Perrysburg Plat Map

As I’ve mentioned in earlier blog posts, you can find interesting map in the most unusual of places. Earlier this month I was up in northwestern Ohio visiting with my father and decided to take a few hours and check out the local history. I found myself in the delightful town of Perrysburg, right across the Maumee River from my hometown of Maumee. Perrysburg and Maumee ‘grew up’ together during the 1800’s and for much of their history were economic rivals, vying for the lucrative trade that moved up and down the river. In the end both lost out to Toledo, situated a few miles downriver where the Maumee empties into Lake Erie.

Perrysburg became what can best be described as bucolic, a sleepy little town that time and development passed by until one day about 40 years ago folks recognized that the town had a charm and a unique history unsullied by commercial development and tract housing. Suddenly Perrysburg became a trendy place to live and visit. The city worked hard to retain the unique flavor of the historic downtown, and they’ve done a great job.

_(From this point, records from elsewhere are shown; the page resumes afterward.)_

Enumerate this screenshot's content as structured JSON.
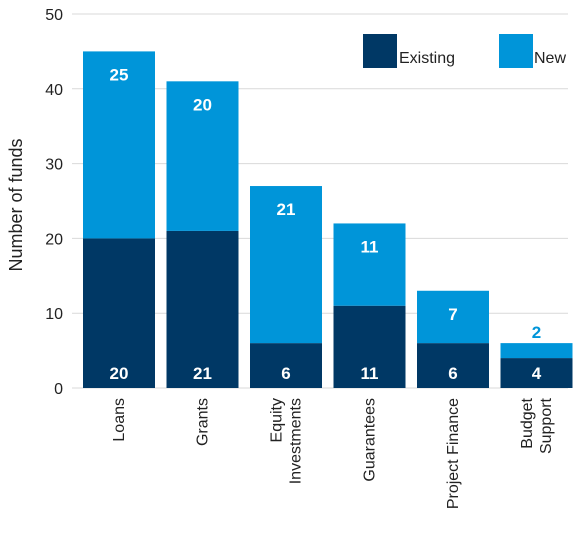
{
  "chart_data": {
    "type": "bar",
    "stacked": true,
    "ylabel": "Number of funds",
    "xlabel": "",
    "ylim": [
      0,
      50
    ],
    "yticks": [
      0,
      10,
      20,
      30,
      40,
      50
    ],
    "grid": true,
    "legend_position": "top-right",
    "categories": [
      [
        "Loans"
      ],
      [
        "Grants"
      ],
      [
        "Equity",
        "Investments"
      ],
      [
        "Guarantees"
      ],
      [
        "Project Finance"
      ],
      [
        "Budget",
        "Support"
      ]
    ],
    "series": [
      {
        "name": "Existing",
        "color": "#003865",
        "label_color": "#ffffff",
        "values": [
          20,
          21,
          6,
          11,
          6,
          4
        ]
      },
      {
        "name": "New",
        "color": "#0095d9",
        "label_color": "#ffffff",
        "values": [
          25,
          20,
          21,
          11,
          7,
          2
        ]
      }
    ],
    "small_label_color": "#0095d9"
  }
}
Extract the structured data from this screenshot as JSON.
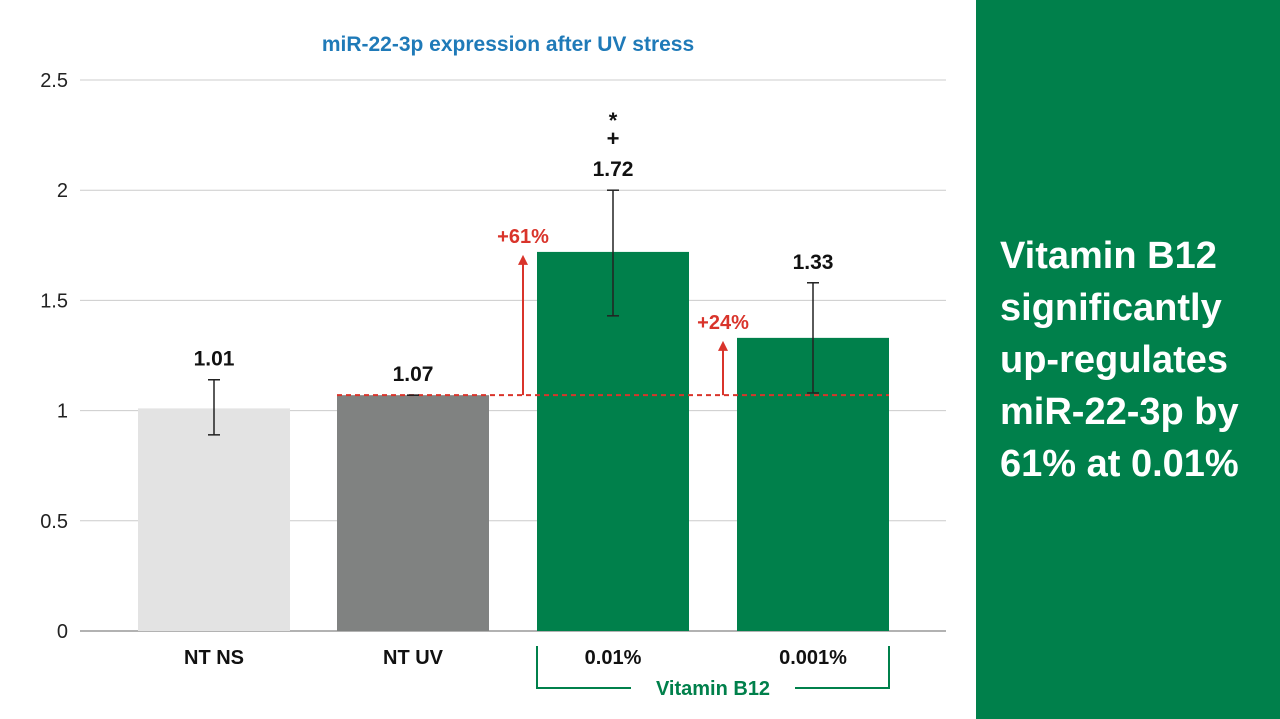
{
  "chart_data": {
    "type": "bar",
    "title": "miR-22-3p expression after UV stress",
    "xlabel": "",
    "ylabel": "",
    "ylim": [
      0,
      2.5
    ],
    "yticks": [
      "0",
      "0.5",
      "1",
      "1.5",
      "2",
      "2.5"
    ],
    "ytick_values": [
      0,
      0.5,
      1,
      1.5,
      2,
      2.5
    ],
    "grid": true,
    "categories": [
      "NT NS",
      "NT UV",
      "0.01%",
      "0.001%"
    ],
    "values": [
      1.01,
      1.07,
      1.72,
      1.33
    ],
    "value_labels": [
      "1.01",
      "1.07",
      "1.72",
      "1.33"
    ],
    "error_low": [
      0.89,
      1.07,
      1.43,
      1.08
    ],
    "error_high": [
      1.14,
      1.07,
      2.0,
      1.58
    ],
    "bar_colors": [
      "#e3e3e3",
      "#808281",
      "#00804b",
      "#00804b"
    ],
    "significance": [
      "",
      "",
      "*\n+",
      ""
    ],
    "significance_lines": [
      "*",
      "+"
    ],
    "reference_value": 1.07,
    "reference_color": "#d9342b",
    "annotations": [
      {
        "text": "+61%",
        "category": "0.01%"
      },
      {
        "text": "+24%",
        "category": "0.001%"
      }
    ],
    "group_label": "Vitamin B12",
    "group_categories": [
      "0.01%",
      "0.001%"
    ]
  },
  "colors": {
    "title": "#1f7ab8",
    "accent_green": "#00804b",
    "annotation_red": "#d9342b",
    "grid": "#cccccc"
  },
  "side_panel": {
    "text": "Vitamin B12 significantly up-regulates miR-22-3p by 61% at 0.01%"
  }
}
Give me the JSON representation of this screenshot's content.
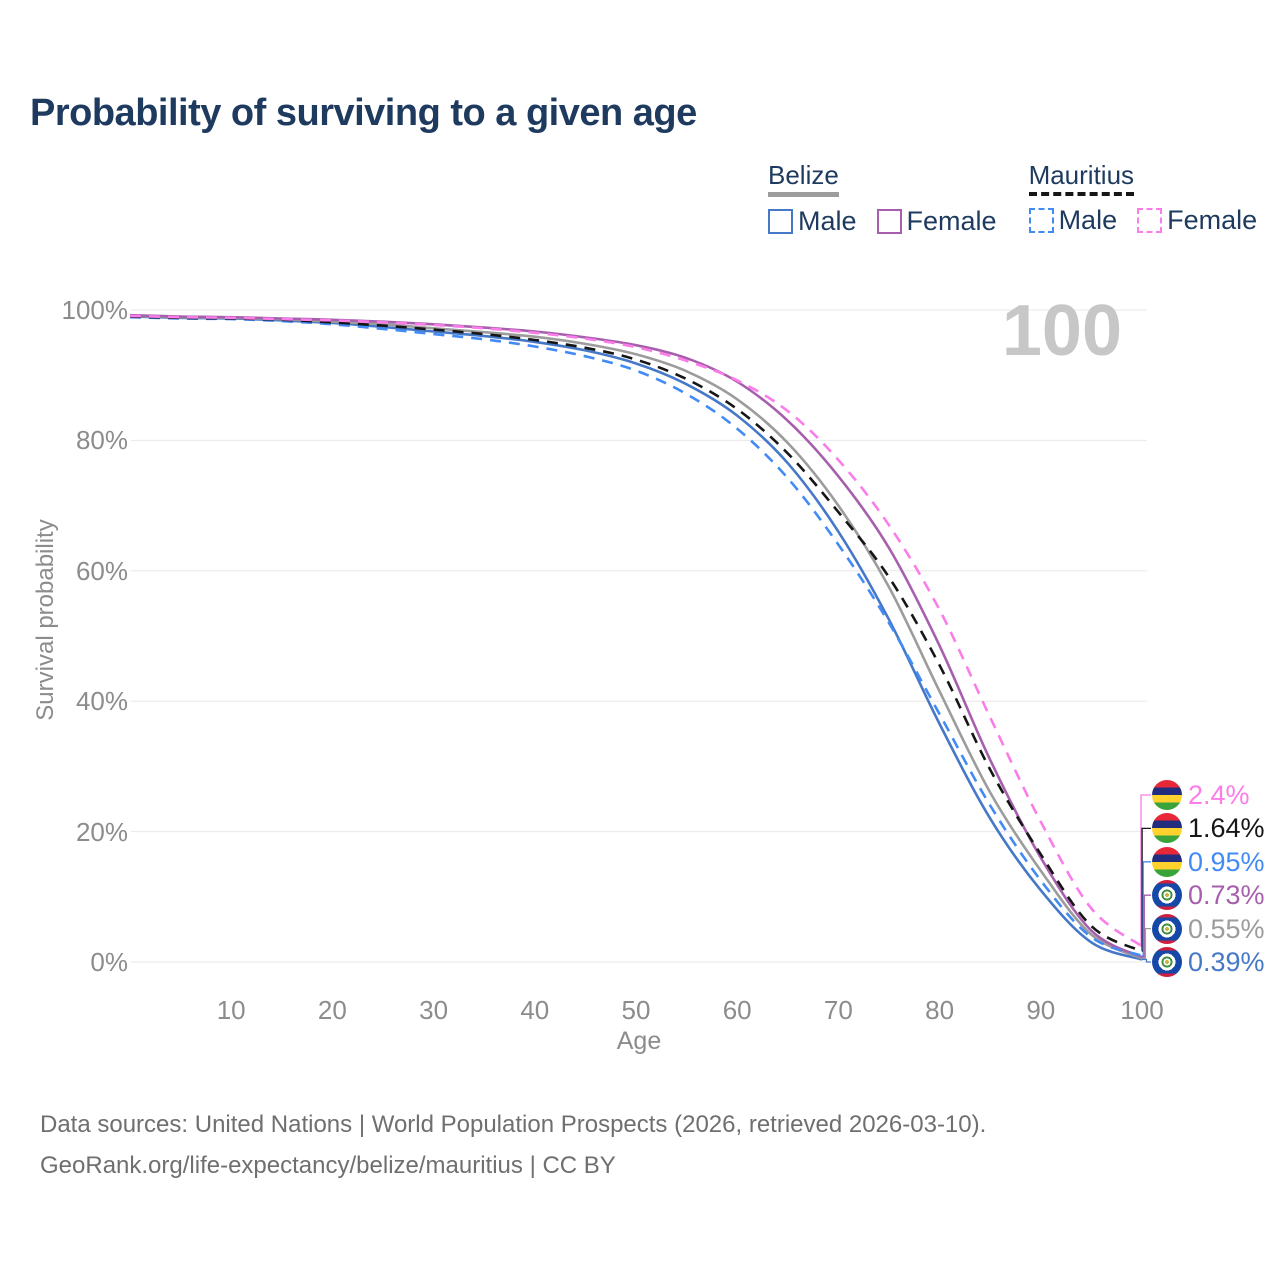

The town was first established in 1812 on a bluff overlooking the Maumee River. In 1816 two US government General Land Office surveyors, Joseph Wampler and William Brookfield, laid out the town street pattern. Soon after the residents decided to change the town name to Perrysburgh to commemorate Commodore Oliver Hazard Perry’s victory over British naval forces at the Battle of Lake Erie at Put-In-Bay. The ‘h’ was eventually dropped from the Perrysburg town name at some point lost to history.

Perrysburg Plat Map

Wampler and Brookfield appear to be some of the first government surveyors sent into what was known as the Northwest Territory after the War of 1812 to conduct official land surveys using the Public Land Survey System otherwise known as the township & range layout.

The federal government was eager to get this land surveyed, platted and sold. At the time land sales were a major source of revenue for the cash strapped US treasury, plus the government wanted to encourage settlement in the area to solidify American claims to territory ceded by the British and Native Americans under the Treaty of Ghent which ended the War of 1812.

Both Wampler and Brookfield were very competent surveyors and there are records of their work in both the National Archives and the state archives of Indiana, Ohio and Michigan. Wampler is cited by several sources for his efforts in correcting the sloppy work of other surveyors, particularly his work to establish two initial points for the Michigan surveys. Brookfield seems to have headed west from Perrysburg and eventually became a surveyor and later circuit court judge in St. Joseph County, Indiana.

What we don’t know is what induced these two gentlemen to lay out, or plat, the town of Perrysburg. Platting towns and settlements was not something surveyors in the employ of the GLO (General Land Office) did. My guess is that Wampler and Brookfield got specific instructions from the GLO to execute the survey after the town’s leading citizens petitioned their representatives back in Washington, D.C. How rare was it to have GLO surveyors plat a town? Well, there’s only four cities or towns in the United States that were platted by surveyors directly employed by the federal government. Perrysburg is one, Washington D.C., Croghansville (Fremont) Ohio and Shawneetown in the Illinois Territory are the others.

1816 Perrysburg Ohio Plat Map

The notation in the lower right corner indicates that the plat was accepted into the General Land Office records on 18 March 1817 by Josiah Meigs, the Surveyor General of the United States. In 1816 the river was called the Miami River after the Miami Indian Tribe that inhabited the area

The layout and street pattern of Perrysburg as shown in the 1816 plat is still visible today on maps and aerial images. In fact, little has changed. Some lots have been combined, particularly along Louisiana Avenue, which became Perrysburg’s main street and commercial district, and some rail lines and secondary roads have intruded. But for the most part downtown Perrysburg is as Wampler and Brookfield laid it out almost 200 years ago.